Looking to build a windmill on your land up in the mountains? Hoping to truck in sand to stem the tide of erosion? These and many other land uses once barred by state law could soon become a reality.
Hawaii rules governing what can and cannot be done in the most protected areas of the islands are up for discussion for the first time in more than a decade. A stringent permitting process still awaits those who apply, but new land uses could be added to the list.
Though [pdf] were last amended in 1994 and the state has been looking at potential changes for years, time is of the essence. The state should strike while the iron is hot, Hawaii Department Land of Natural Resources Office of Conservation and Coastal Land Chief Sam Lemmo told some two dozen citizens at a public meeting at the Kalanimoku Building in downtown Honolulu last week. He said right now he has a “captive administration” — the rule changes have the support of his boss, department Chair Laura Thielen, and the Board of Land and Natural Resources.
“We have a chairperson and a board that is willing to do it. It’s tough to get big rule amendments through the administration process, as you might imagine,” Lemmo said when asked why the office is pushing for the changes to go through by December. “My boss and the board that we answer to have been very supportive in moving this effort along.”
When a new governor is sworn in Dec. 1, there could be many new names and faces in important chairs. And they may want to take “another eight-year look at this,” Lemmo said.
But Lemmo said he’s not rushing into anything. The impending transition from one governor’s administration to another’s was the catalyst for the 1994 rules changes, and Lemmo said he had a problem with the way that process played out.
“I think the process that these (proposed) rules went through are a lot more vetted (than the 1994 rules) … so I’m going to push to get it through by December,” he said laughing, perhaps at the perceived double-standard.

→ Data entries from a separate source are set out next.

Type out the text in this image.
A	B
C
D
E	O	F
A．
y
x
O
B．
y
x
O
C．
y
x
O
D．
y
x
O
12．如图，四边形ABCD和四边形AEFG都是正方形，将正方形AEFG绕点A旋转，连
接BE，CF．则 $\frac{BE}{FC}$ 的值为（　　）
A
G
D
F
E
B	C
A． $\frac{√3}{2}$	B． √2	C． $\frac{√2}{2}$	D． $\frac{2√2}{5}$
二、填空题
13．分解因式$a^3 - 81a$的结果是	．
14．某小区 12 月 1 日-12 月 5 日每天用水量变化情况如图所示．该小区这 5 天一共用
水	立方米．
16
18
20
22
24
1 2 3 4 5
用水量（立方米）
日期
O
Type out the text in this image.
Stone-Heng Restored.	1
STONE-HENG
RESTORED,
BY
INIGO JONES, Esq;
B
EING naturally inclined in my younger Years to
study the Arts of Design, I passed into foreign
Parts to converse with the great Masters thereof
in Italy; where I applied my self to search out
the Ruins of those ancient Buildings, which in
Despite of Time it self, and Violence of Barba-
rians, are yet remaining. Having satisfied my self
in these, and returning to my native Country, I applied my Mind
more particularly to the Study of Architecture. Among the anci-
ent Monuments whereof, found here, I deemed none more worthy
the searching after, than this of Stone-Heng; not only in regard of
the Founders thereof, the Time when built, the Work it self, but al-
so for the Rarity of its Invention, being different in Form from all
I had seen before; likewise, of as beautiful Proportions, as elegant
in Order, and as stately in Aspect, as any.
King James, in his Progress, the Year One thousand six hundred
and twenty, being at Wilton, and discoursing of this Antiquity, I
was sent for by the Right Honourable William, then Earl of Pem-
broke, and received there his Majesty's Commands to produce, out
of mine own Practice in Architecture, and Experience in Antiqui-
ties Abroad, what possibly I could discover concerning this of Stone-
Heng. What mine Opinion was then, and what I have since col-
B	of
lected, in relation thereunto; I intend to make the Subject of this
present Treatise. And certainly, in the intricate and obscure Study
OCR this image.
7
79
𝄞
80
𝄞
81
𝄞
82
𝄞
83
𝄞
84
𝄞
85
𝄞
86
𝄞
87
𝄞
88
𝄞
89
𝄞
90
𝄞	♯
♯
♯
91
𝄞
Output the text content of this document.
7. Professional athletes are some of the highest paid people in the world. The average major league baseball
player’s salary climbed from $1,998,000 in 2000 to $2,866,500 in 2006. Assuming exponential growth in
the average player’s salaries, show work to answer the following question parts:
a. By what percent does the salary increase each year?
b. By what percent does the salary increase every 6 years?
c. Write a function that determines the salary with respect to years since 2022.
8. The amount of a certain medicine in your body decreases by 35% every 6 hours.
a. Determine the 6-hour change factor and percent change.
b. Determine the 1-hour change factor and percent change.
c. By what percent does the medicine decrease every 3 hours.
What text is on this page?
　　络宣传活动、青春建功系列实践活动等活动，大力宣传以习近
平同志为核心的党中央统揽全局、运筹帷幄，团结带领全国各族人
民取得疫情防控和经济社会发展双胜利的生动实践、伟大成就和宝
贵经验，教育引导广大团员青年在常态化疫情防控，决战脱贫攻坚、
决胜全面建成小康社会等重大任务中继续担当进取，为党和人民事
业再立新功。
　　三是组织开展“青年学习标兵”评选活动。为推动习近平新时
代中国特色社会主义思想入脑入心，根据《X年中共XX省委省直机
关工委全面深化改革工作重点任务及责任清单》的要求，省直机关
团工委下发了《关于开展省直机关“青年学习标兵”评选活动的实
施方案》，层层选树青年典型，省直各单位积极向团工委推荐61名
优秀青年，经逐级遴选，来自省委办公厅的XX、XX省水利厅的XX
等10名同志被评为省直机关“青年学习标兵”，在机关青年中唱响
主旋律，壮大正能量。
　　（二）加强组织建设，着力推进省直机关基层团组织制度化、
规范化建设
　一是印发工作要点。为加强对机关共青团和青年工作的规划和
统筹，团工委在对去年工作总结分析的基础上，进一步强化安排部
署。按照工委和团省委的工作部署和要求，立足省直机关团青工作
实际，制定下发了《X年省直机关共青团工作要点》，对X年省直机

The issues Lemmo has with the existing rules might be addressed by the [pdf]. They include seven brand new identified land uses and four other “significantly amended” sections, according to a handout provided at the public meeting. There are numerous other minor additions and deletions.
The conservation district — which contains nearly 2 million acres of environmentally sensitive places like forests, water reserves and open spaces, providing a home to resources and wildlife — is further subdivided into four subzones. Depending on the level of protection in the subzone and the proposed activity, varying degrees of oversight are required. Minor uses in less sensitive areas can proceed with just a letter of concurrence, while more impactful behaviors in protected areas need the approval of the full land board. And if a use is not identified in the conservation district rules, it’s not allowed. Period.
New proposed uses like renewable power generation facilities, wilderness camps and camp sites and shoreline erosion controls would always require the board’s approval — which usually involves an environmental assessment and can take up to six months. Others will not need to go through such a grueling process. Another new use will make it easier for landowners to dedicate their property to forest reserves and plant sanctuaries.
Those in attendance at the meeting included representatives of companies who do work in the conservation district, academics from the University of Hawaii and others who are curious about how the state’s most protected and least developed lands stay that way.
They asked questions about the difference between “management plan” and “comprehensive management plan” (Lemmo’s answer: It’s “something that’s reserved to the discretion of the Board of Land and Natural Resources”), what materials can be used to construct a “shelter” (anything), and why a reference to the section of the Hawaii Administrative Rules governing environmental disclosure was removed (“It seemed unnecessary to me”).
Other proposed changes include altering the definition of use from anything longer than 14 days to anything longer than 30 days, giving temporary uses a wider window. And gone is the requirement that all permittees produce an annual report to prove their compliance with conditions.
“That’s certainly something that’s a judgment call on our part,” Lemmo said. “The thought there is we want to reserve the discretion to determine what the frequency of reporting will be for a particular thing. … We can’t in our office go out and knock on people’s doors. It ain’t gonna happen.”
Instead, the office plans to “frontload” the process to ensure that people are doing the right thing from the beginning, and punish violators harshly when they are caught, he said.
“We think about this stuff all the time. It’s something that’s always going through our minds and it’s not something that we ignore,” he said. And because some of the changes are so nuanced and difficult to comprehend, Lemmo and his staff also offered their rationale for the proposed changes in a [pdf] to the land board for its February 2010 meeting.
Tuesday’s meeting was in some ways the end of many years of work, but it was also the beginning of the home stretch. Public informational meetings will be held until mid-July, and will be held at six locations across the state between Aug. 5 and Aug. 19.